Military Review

Mitraleza and other grandparents of the modern machine gun

Mitraleza (from the French word mitraille - canister, in Russia this type of weapons was called a buckshot) —the French name of a multi-barreled high-speed artillery gun used in the second half of the 19th century, which could fire volley fire with rifle-caliber cartridges and had completely manual reloading. The name of this weapon reflected tactical, but not technical characteristics of the weapon. Mitraleza was supposed to replace the shooting of a canister with artillery shells, which became very difficult after the widespread dissemination of rifled barrels. At the same time mitraleza fired not with a canister, but with ordinary bullets. Subsequently, in French, the word mitrailleuse began to call any machine gun, this name has been preserved to this day.

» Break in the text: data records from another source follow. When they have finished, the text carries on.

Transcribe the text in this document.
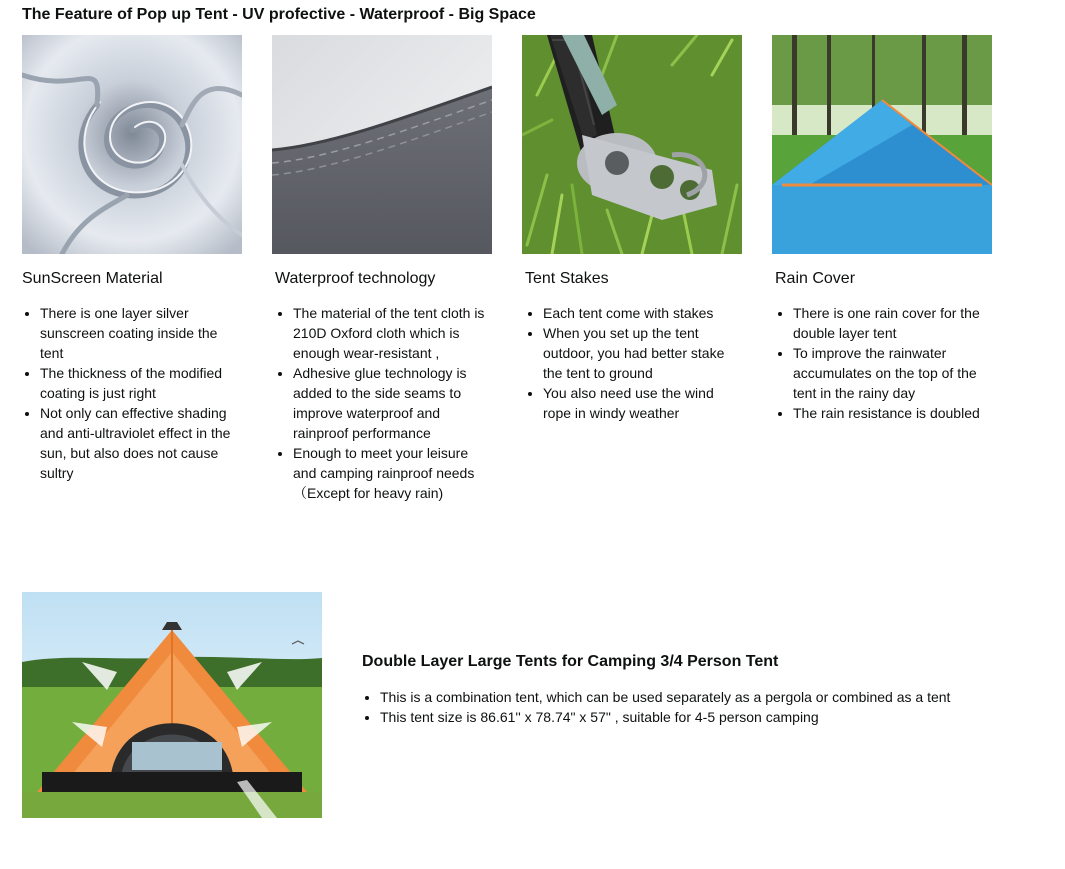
The Feature of Pop up Tent - UV profective - Waterproof - Big Space
SunScreen Material
• There is one layer silver sunscreen coating inside the tent
• The thickness of the modified coating is just right
• Not only can effective shading and anti-ultraviolet effect in the sun, but also does not cause sultry
Waterproof technology
• The material of the tent cloth is 210D Oxford cloth which is enough wear-resistant ,
• Adhesive glue technology is added to the side seams to improve waterproof and rainproof performance
• Enough to meet your leisure and camping rainproof needs （Except for heavy rain)
Tent Stakes
• Each tent come with stakes
• When you set up the tent outdoor, you had better stake the tent to ground
• You also need use the wind rope in windy weather
Rain Cover
• There is one rain cover for the double layer tent
• To improve the rainwater accumulates on the top of the tent in the rainy day
• The rain resistance is doubled
Double Layer Large Tents for Camping 3/4 Person Tent
• This is a combination tent, which can be used separately as a pergola or combined as a tent
• This tent size is 86.61'' x 78.74" x 57" , suitable for 4-5 person camping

It is worth noting that the influence of the machine gun on military affairs was enormous. A hail of bullets that attacked the enemy could stop any attack. The fear that soldiers experienced in front of this deadly machine was described in many memoirs. Engineering thought approached the creation of this weapon of infantry gradually, the prototype of the currently famous Maxim machine gun, it was the mitralesa and other similar developments, dating back to the Middle Ages. Already in those years, gunsmiths sought to increase the number of warheads and the firing range of guns. The first experiments that were conducted in this direction can be called the organ and ribodeken.

The organ was a multi-barreled artillery gun that was used in different armies of the world in the 16th and early 17th centuries. In Russia, such tools were called forcible forties, “forty” or food battery. The name, as you might guess, comes from the similarity with the musical musical instrument of the same name. Typically, the bodies had from three to 24 trunks (sometimes more), which were fastened in several rows. Charged each trunk of the body in turn. The seed of the trunks in each row was connected by a common chute, which made it possible to carry out a sequential or simultaneous salvo at the enemy. At the same time, there were other structures of organs: with rotation along the vertical axis or cruciform.

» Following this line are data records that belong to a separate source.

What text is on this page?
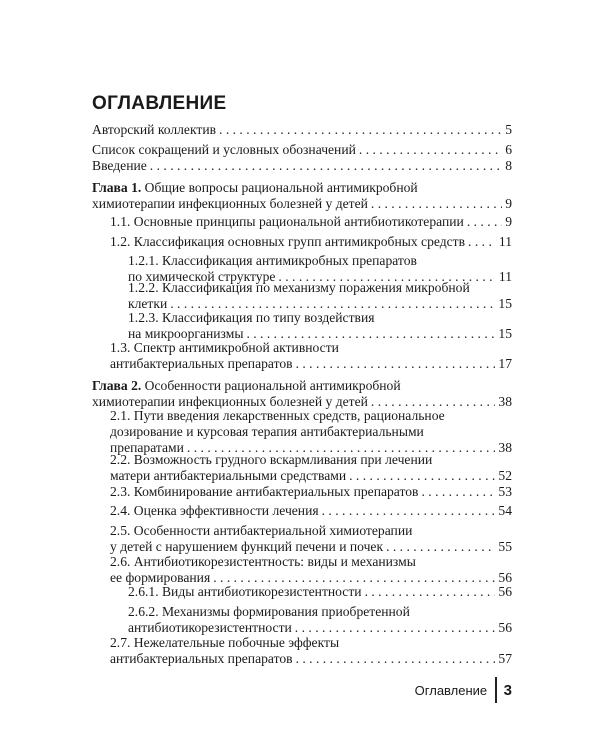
ОГЛАВЛЕНИЕ
Авторский коллектив . . .	5
Список сокращений и условных обозначений . . .	6
Введение . . .	8
Глава 1. Общие вопросы рациональной антимикробной
химиотерапии инфекционных болезней у детей . . .	9
1.1. Основные принципы рациональной антибиотикотерапии . . .	9
1.2. Классификация основных групп антимикробных средств . . . 11
1.2.1. Классификация антимикробных препаратов
по химической структуре . . .	11
1.2.2. Классификация по механизму поражения микробной
клетки . . .	15
1.2.3. Классификация по типу воздействия
на микроорганизмы . . .	15
1.3. Спектр антимикробной активности
антибактериальных препаратов . . .	17
Глава 2. Особенности рациональной антимикробной
химиотерапии инфекционных болезней у детей . . .	38
2.1. Пути введения лекарственных средств, рациональное
дозирование и курсовая терапия антибактериальными
препаратами . . .	38
2.2. Возможность грудного вскармливания при лечении
матери антибактериальными средствами . . .	52
2.3. Комбинирование антибактериальных препаратов . . .	53
2.4. Оценка эффективности лечения . . .	54
2.5. Особенности антибактериальной химиотерапии
у детей с нарушением функций печени и почек . . .	55
2.6. Антибиотикорезистентность: виды и механизмы
ее формирования . . .	56
2.6.1. Виды антибиотикорезистентности . . .	56
2.6.2. Механизмы формирования приобретенной
антибиотикорезистентности . . .	56
2.7. Нежелательные побочные эффекты
антибактериальных препаратов . . .	57
Оглавление 3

Depending on the caliber of the trunks, the organs were mobile field mounted on a wheeled carriage or stationary. Stationary organs had a caliber 2-3 cm, and field - until 9, see. The organs are completely out of use after the canister was invented. They abandoned them because the accurate aimed fire from the body was almost impossible, and the loading required a very large amount of time to calculate (all the barrels had to be charged separately).

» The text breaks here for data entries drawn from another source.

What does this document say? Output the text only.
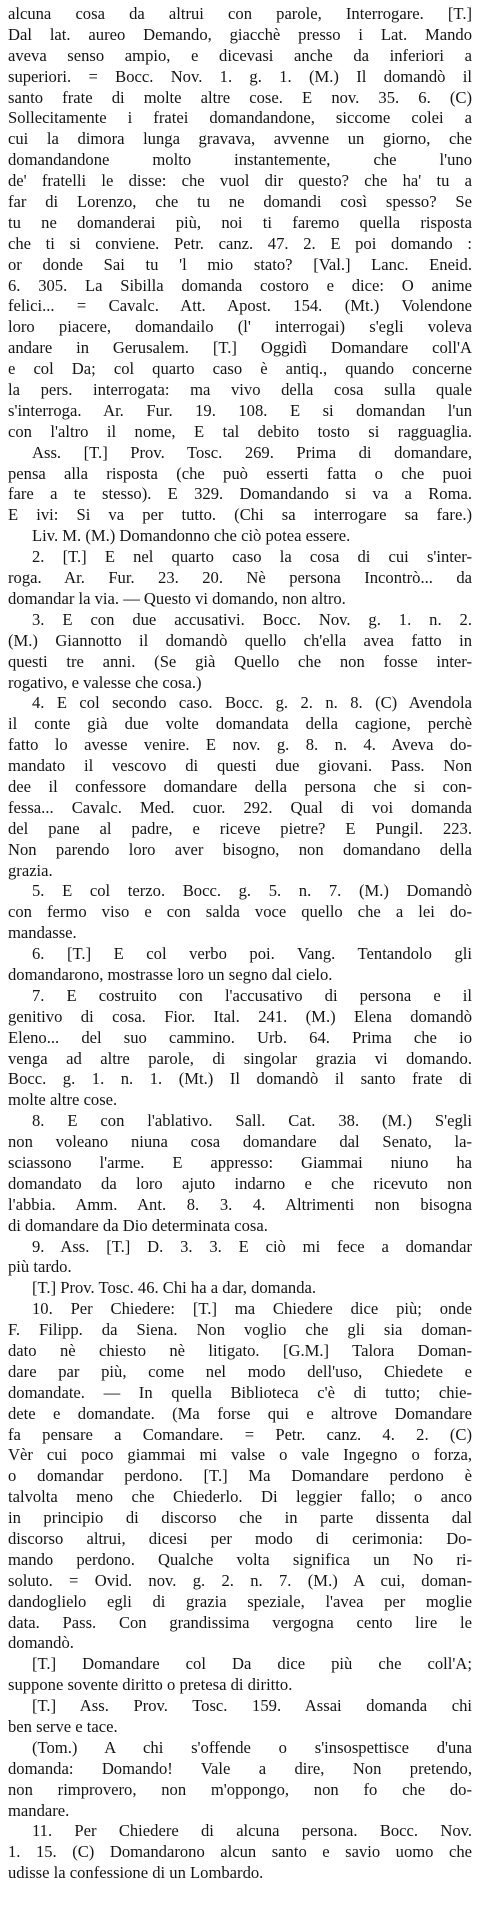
alcuna cosa da altrui con parole, Interrogare. [T.]
Dal lat. aureo Demando, giacchè presso i Lat. Mando
aveva senso ampio, e dicevasi anche da inferiori a
superiori. = Bocc. Nov. 1. g. 1. (M.) Il domandò il
santo frate di molte altre cose. E nov. 35. 6. (C)
Sollecitamente i fratei domandandone, siccome colei a
cui la dimora lunga gravava, avvenne un giorno, che
domandandone molto instantemente, che l'uno
de' fratelli le disse: che vuol dir questo? che ha' tu a
far di Lorenzo, che tu ne domandi così spesso? Se
tu ne domanderai più, noi ti faremo quella risposta
che ti si conviene. Petr. canz. 47. 2. E poi domando :
or donde Sai tu 'l mio stato? [Val.] Lanc. Eneid.
6. 305. La Sibilla domanda costoro e dice: O anime
felici... = Cavalc. Att. Apost. 154. (Mt.) Volendone
loro piacere, domandailo (l' interrogai) s'egli voleva
andare in Gerusalem. [T.] Oggidì Domandare coll'A
e col Da; col quarto caso è antiq., quando concerne
la pers. interrogata: ma vivo della cosa sulla quale
s'interroga. Ar. Fur. 19. 108. E si domandan l'un
con l'altro il nome, E tal debito tosto si ragguaglia.
Ass. [T.] Prov. Tosc. 269. Prima di domandare,
pensa alla risposta (che può esserti fatta o che puoi
fare a te stesso). E 329. Domandando si va a Roma.
E ivi: Si va per tutto. (Chi sa interrogare sa fare.)
Liv. M. (M.) Domandonno che ciò potea essere.
2. [T.] E nel quarto caso la cosa di cui s'inter-
roga. Ar. Fur. 23. 20. Nè persona Incontrò... da
domandar la via. — Questo vi domando, non altro.
3. E con due accusativi. Bocc. Nov. g. 1. n. 2.
(M.) Giannotto il domandò quello ch'ella avea fatto in
questi tre anni. (Se già Quello che non fosse inter-
rogativo, e valesse che cosa.)
4. E col secondo caso. Bocc. g. 2. n. 8. (C) Avendola
il conte già due volte domandata della cagione, perchè
fatto lo avesse venire. E nov. g. 8. n. 4. Aveva do-
mandato il vescovo di questi due giovani. Pass. Non
dee il confessore domandare della persona che si con-
fessa... Cavalc. Med. cuor. 292. Qual di voi domanda
del pane al padre, e riceve pietre? E Pungil. 223.
Non parendo loro aver bisogno, non domandano della
grazia.
5. E col terzo. Bocc. g. 5. n. 7. (M.) Domandò
con fermo viso e con salda voce quello che a lei do-
mandasse.
6. [T.] E col verbo poi. Vang. Tentandolo gli
domandarono, mostrasse loro un segno dal cielo.
7. E costruito con l'accusativo di persona e il
genitivo di cosa. Fior. Ital. 241. (M.) Elena domandò
Eleno... del suo cammino. Urb. 64. Prima che io
venga ad altre parole, di singolar grazia vi domando.
Bocc. g. 1. n. 1. (Mt.) Il domandò il santo frate di
molte altre cose.
8. E con l'ablativo. Sall. Cat. 38. (M.) S'egli
non voleano niuna cosa domandare dal Senato, la-
sciassono l'arme. E appresso: Giammai niuno ha
domandato da loro ajuto indarno e che ricevuto non
l'abbia. Amm. Ant. 8. 3. 4. Altrimenti non bisogna
di domandare da Dio determinata cosa.
9. Ass. [T.] D. 3. 3. E ciò mi fece a domandar
più tardo.
[T.] Prov. Tosc. 46. Chi ha a dar, domanda.
10. Per Chiedere: [T.] ma Chiedere dice più; onde
F. Filipp. da Siena. Non voglio che gli sia doman-
dato nè chiesto nè litigato. [G.M.] Talora Doman-
dare par più, come nel modo dell'uso, Chiedete e
domandate. — In quella Biblioteca c'è di tutto; chie-
dete e domandate. (Ma forse qui e altrove Domandare
fa pensare a Comandare. = Petr. canz. 4. 2. (C)
Vèr cui poco giammai mi valse o vale Ingegno o forza,
o domandar perdono. [T.] Ma Domandare perdono è
talvolta meno che Chiederlo. Di leggier fallo; o anco
in principio di discorso che in parte dissenta dal
discorso altrui, dicesi per modo di cerimonia: Do-
mando perdono. Qualche volta significa un No ri-
soluto. = Ovid. nov. g. 2. n. 7. (M.) A cui, doman-
dandoglielo egli di grazia speziale, l'avea per moglie
data. Pass. Con grandissima vergogna cento lire le
domandò.
[T.] Domandare col Da dice più che coll'A;
suppone sovente diritto o pretesa di diritto.
[T.] Ass. Prov. Tosc. 159. Assai domanda chi
ben serve e tace.
(Tom.) A chi s'offende o s'insospettisce d'una
domanda: Domando! Vale a dire, Non pretendo,
non rimprovero, non m'oppongo, non fo che do-
mandare.
11. Per Chiedere di alcuna persona. Bocc. Nov.
1. 15. (C) Domandarono alcun santo e savio uomo che
udisse la confessione di un Lombardo.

A card projectile, which scattered into many components, could successfully hit enemy soldiers and riders, completely displacing the organs from the battle scene. At the same time, the widespread use of capsule cartridges and rifled weapons in the 19th century led to a significant increase in the speed and range of a bullet. Therefore, the designers again thought about the possibility of creating a weapon that would have fired a large number of bullets in a short period of time. Such a weapon would make it possible to perfectly hit the enemy’s infantry marching into closed ranks.

However, the first invention in this area was made back in 1718 by English lawyer James Puckl. This London notary patented his “Shoe gun” that year. The weapon was a barrel mounted on a tripod with an 11-drum cylinder in the breech. Each shot of this gun was made while turning the drum, as in an ordinary revolver. After all the charges of the drum were used, it was changed to a new one, which made it possible to produce up to 11 shots per minute, an unheard of rate of fire at that time. At the same time, the combat crew of the “Shotgun” consisted of several people.


It was a great success that in the specification to the James Tow of 1718, which was preserved in the Patent Office, there are illustrations and a detailed description of the weapon. And also the fact that the first experimental model of this gun, made in metal, as well as a fully equipped gun, was saved by the Duke Bakklohom and sent to the Tower of London and preserved to this day. The development of the Pack was installed on a tripod, which had a surprisingly modern design. The upper part of the turret could freely rotate in a horizontal plane, being inserted into a pipe fixed to the base. Movement in the vertical plane and aiming was carried out using a “crane with a limiter”. One of the most important parts of the weapon was a detachable drum, in which up to 11 charging chambers were provided.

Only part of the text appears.